Não gostei do filme. Achei muito sem graça. Achei que fosse uma luta pelo direto ao amor de ambos os sexos. Muito fraco o contexto do filme por isso dei duas estrelas
Um filme bom, mas nada fora da curva… diria que esquecível. O filme reflete sobre o tempo e como a vida é do jeito que ela é, do jeito que tem que ser. O redescobrimento da beleza da vida é delicadamente explorado através da grande atuação de Colin Firth, principalmente através dos seus diálogos com os personagens secundários (Jim, Charlotte, Carlos e Kenny) e pelas imagens em câmera lenta, quando George atenta-se aos prazeres rotineiros que regozija a sua vida. A fotografia de Tom Ford, assim como em Animais Noturnos, realmente chama a atenção e cria o clima refinado do filme. Julianne (belíssima aqui) e Colin estão ótimos nos papéis.
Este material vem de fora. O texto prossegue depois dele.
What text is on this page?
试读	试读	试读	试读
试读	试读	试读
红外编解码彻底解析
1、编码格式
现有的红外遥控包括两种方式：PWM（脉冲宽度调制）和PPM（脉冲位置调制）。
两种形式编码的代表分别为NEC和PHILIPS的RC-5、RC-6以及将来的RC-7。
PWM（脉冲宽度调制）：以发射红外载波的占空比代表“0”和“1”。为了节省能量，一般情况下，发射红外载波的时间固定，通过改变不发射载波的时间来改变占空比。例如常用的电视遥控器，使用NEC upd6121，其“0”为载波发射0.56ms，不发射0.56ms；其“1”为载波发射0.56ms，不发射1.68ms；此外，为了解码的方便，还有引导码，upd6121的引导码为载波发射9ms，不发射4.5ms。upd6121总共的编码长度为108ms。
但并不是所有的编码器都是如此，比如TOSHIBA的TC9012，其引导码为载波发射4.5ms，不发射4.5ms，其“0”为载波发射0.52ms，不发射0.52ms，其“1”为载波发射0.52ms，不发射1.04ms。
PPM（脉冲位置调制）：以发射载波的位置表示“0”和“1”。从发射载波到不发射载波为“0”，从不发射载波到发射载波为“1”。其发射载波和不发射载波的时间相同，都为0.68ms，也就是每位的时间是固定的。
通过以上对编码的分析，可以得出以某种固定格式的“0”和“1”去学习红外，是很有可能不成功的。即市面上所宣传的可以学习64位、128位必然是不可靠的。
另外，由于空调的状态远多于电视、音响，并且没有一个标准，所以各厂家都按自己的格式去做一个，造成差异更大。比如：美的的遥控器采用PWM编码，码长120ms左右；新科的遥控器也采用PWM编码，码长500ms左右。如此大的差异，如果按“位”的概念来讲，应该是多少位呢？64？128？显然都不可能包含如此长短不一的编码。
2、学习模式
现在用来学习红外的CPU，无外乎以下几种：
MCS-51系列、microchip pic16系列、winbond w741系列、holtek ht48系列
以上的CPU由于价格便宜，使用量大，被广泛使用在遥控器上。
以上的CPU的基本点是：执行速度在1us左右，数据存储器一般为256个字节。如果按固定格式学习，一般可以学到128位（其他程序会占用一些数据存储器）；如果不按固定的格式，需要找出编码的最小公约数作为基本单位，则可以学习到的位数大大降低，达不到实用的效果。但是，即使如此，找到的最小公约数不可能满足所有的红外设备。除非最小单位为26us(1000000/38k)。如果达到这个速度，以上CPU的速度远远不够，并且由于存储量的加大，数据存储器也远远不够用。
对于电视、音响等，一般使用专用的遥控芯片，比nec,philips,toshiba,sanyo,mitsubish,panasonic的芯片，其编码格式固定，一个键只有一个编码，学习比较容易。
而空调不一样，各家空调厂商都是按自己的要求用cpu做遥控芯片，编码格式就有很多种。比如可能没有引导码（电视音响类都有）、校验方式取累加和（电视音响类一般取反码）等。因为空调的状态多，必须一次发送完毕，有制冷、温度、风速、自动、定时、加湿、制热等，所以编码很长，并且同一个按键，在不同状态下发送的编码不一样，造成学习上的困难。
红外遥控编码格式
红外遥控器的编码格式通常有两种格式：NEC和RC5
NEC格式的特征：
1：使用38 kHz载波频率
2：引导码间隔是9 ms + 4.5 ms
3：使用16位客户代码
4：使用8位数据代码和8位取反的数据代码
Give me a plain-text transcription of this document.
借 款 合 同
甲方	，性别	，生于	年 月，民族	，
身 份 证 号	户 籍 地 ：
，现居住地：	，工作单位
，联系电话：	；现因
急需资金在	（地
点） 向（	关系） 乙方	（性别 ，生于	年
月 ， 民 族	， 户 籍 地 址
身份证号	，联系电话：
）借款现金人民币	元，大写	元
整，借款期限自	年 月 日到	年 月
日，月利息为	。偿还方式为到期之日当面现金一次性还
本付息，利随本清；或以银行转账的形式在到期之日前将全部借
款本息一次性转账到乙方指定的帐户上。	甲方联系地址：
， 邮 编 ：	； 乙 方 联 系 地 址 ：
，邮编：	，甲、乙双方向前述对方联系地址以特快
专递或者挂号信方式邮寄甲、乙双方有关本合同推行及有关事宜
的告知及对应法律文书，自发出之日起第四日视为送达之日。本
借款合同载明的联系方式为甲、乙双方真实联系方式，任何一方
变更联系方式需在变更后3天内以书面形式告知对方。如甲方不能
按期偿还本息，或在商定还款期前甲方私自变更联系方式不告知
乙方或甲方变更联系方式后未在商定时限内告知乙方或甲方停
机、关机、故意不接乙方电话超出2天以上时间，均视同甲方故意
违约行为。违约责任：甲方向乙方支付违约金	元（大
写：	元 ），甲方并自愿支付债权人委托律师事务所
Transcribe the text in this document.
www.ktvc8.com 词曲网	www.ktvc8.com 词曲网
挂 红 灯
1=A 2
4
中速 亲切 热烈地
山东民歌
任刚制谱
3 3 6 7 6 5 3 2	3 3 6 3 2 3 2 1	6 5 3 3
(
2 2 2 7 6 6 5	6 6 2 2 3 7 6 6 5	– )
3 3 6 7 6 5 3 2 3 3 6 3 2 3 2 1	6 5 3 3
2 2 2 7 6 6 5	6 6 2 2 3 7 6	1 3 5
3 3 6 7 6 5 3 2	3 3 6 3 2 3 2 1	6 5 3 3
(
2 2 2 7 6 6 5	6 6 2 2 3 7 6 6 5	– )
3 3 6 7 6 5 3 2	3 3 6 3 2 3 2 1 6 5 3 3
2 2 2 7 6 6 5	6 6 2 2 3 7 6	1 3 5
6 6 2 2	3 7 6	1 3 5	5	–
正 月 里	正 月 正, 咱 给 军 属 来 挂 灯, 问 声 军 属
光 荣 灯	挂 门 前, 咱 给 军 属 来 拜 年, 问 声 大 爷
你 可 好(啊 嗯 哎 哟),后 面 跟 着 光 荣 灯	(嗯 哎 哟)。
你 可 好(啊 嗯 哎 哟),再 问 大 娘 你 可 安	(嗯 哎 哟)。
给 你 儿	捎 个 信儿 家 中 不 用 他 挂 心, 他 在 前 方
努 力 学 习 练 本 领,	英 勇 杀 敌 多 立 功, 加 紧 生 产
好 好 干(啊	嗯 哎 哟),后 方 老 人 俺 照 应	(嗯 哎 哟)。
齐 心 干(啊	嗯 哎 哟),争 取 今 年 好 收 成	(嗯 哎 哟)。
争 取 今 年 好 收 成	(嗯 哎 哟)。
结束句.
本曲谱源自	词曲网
O filme é tecnicamente muito bom, fotografia, direção de arte, etc, além da excelente atuação de Colin Firth, no entrando o roteiro não é assim tão estimulante.
Simplesmente perfeito o filme! Emocionante... As vezes achamos que não valemos nada, mas estamos perdendo tempo em pensar em se matar. Geo ainda aproveitou bastante o que teve de vida após a morte do seu querido Jim.
Um filme que mostra a dor através da perda de um grande amor. Aqui entre dois homens. A brincadeira das cores para retratar as emoções do personagem do ator Colin Firth, mais cinza, quase sem cor em contrapartida as pessoas a sua volta, em tons vivos, fortes e, em como ao longo da trajetória dele até o final, elas se equilibram. O diretor, o estilista Tom Ford, foi bastante elogiado e criticado em sua estreia na direção de um longa-metragem, na mesma intensidade em que foi dito que esta é uma obra muito estética. Concordo, a estética está ali, presente em todos os ângulos, enquadramentos, figurino, maquiagem, cabelo, na direção de arte, impecáveis, só que a favor do filme! Me agradou muito os demais atores em cena, todos com um ar misterioso, com algo nas entrelinhas, não dito através das falas. Com maior ou menor importância, Julianne Moore, Mathew Goode, Nicholas Hoult, Ginnifer Goodwin, Lee Pace. Curiosidade. Indicado ao Oscar de Melhor Ator para Colin Firth. Nota do público: 7.6 (IMDB) Nota dos críticos: 85%(Rotten Tomatoes) Bilheterias EUA - $9 milhões Mundo - $24 milhões Acesse o blog 365filmesem365dias.com.br para ler sobre outros filmes.
O estilista Tom Ford surpreende em sua primeira incursão cinematográfica. Não apenas no quesito visual, notável, belíssimo e caprichado, mas também na condução sutil dessa discreta saga de um homem que decide viver tranquilamente aquele que ele deseja que seja o último dia de sua vida. Quando toma essa decisão, sua percepção do mundo muda e o espectador acompanha esse despertar em todos os aspesctos - profissional, amoroso, político e sexual. Muito do encanto se deve a dupla fenomenal de atores; Julianne Moore como a melhor amiga tem participação consideravelmente pequena, mas tem presença luminosa e, principalmente, Colin Firth, livre de todos os seus maneirísmos numa interpretação merecidamente premiada no festival de Berlim, premiada no BAFTA ("o oscar britânico") e indicada a todas as premiações importantes.
Isso é que eu chamo de drama. Direito de amar é um filme muito sensível e que só quem aprecia um filme pela arte irá gostar. O monólogo do ator, a fotografia, as cores quentes e o preto e branco das cenas são de uma sensibilidade fantástica. Pena que a Julianne Moore nao apareça muito no filme, mas sua breve atuação é esplêndida.